Framing Alexander Harmer

With our current small exhibit of watercolors by Robert Tetlow, we’re emphasizing that medium this month. Thanks to our kind neighbors at North Point Gallery, we’ve borrowed and are also showing this exquisitely painted and historically notable watercolor which we framed for them last summer. It’s a depiction painted around 1890 of Mission San Gabriel California by early Santa Barbara artist Alexander Harmer (1856-1925). I’m especially pleased with the harmony of the profile with the painting’s perspective and refinement.

Alexander Harmer (1856 – 1925), “Mission San Gabriel,” n.d. Watercolor and gouache, 10″ x 17″.

The 10″ x  17″ painting is in a compound mitered frame, No. 208 + Cap 328, 3″ wide, with a gilt slip to provide emphasis and echo the sunlight. The wood is quartersawn white oak with Medieval Oak stain.

It’s an honor to frame a work by an artist the California painting authority Edan Hughes wrote “is considered Southern California’s first great painter of the 19th century.” Born in New Jersey, Harmer first came west to fight in the cavalry against the Apache and from that experience contributed illustrations to Harper’s Weekly. After studying at the Pennsylvania School of Fine Arts in Philadelphia with Thomas Eakins and Thomas Anshutz, he came back out West and settled in Santa Barbara in 1890, about the time this painted was done. California’s missions were a favorite subject of Harmer’s, so this is an exemplary work.

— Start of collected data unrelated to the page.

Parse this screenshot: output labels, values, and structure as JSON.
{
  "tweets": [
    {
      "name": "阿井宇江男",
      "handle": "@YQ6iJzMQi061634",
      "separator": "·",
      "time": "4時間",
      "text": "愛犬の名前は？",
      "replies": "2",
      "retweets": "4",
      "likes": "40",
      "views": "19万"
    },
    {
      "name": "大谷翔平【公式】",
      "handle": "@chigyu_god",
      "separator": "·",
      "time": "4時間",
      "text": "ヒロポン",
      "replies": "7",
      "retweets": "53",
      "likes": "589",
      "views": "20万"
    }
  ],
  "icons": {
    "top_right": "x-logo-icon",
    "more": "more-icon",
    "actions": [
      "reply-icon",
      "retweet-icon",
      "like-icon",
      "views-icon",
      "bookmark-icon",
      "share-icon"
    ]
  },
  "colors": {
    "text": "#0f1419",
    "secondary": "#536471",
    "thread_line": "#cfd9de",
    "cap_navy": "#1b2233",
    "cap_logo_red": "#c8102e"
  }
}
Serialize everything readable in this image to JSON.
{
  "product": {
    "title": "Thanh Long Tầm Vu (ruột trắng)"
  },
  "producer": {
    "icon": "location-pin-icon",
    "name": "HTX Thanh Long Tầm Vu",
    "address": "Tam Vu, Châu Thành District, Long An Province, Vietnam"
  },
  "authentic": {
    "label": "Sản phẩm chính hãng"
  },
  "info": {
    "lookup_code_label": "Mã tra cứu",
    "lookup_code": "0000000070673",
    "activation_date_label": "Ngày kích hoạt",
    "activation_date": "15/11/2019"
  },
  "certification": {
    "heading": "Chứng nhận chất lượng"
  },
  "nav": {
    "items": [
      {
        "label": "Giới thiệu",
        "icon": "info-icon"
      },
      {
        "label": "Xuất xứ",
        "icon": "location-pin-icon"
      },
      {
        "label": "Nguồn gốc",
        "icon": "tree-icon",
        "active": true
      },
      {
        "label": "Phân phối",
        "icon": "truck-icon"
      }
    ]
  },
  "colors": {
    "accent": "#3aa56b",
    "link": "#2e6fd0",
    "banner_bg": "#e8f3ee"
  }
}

The important Southern California writer and editor Charles Lummis (1859-1928) said of his friend Harmer,

Whether by shrewd deliberation or by natural gravitation, Alexander Harmer has made a field (of art) peculiarly his own. No other painter has given so much attention to the Californio of the old times—and for that matter, no other painter knows the subject one-half as well.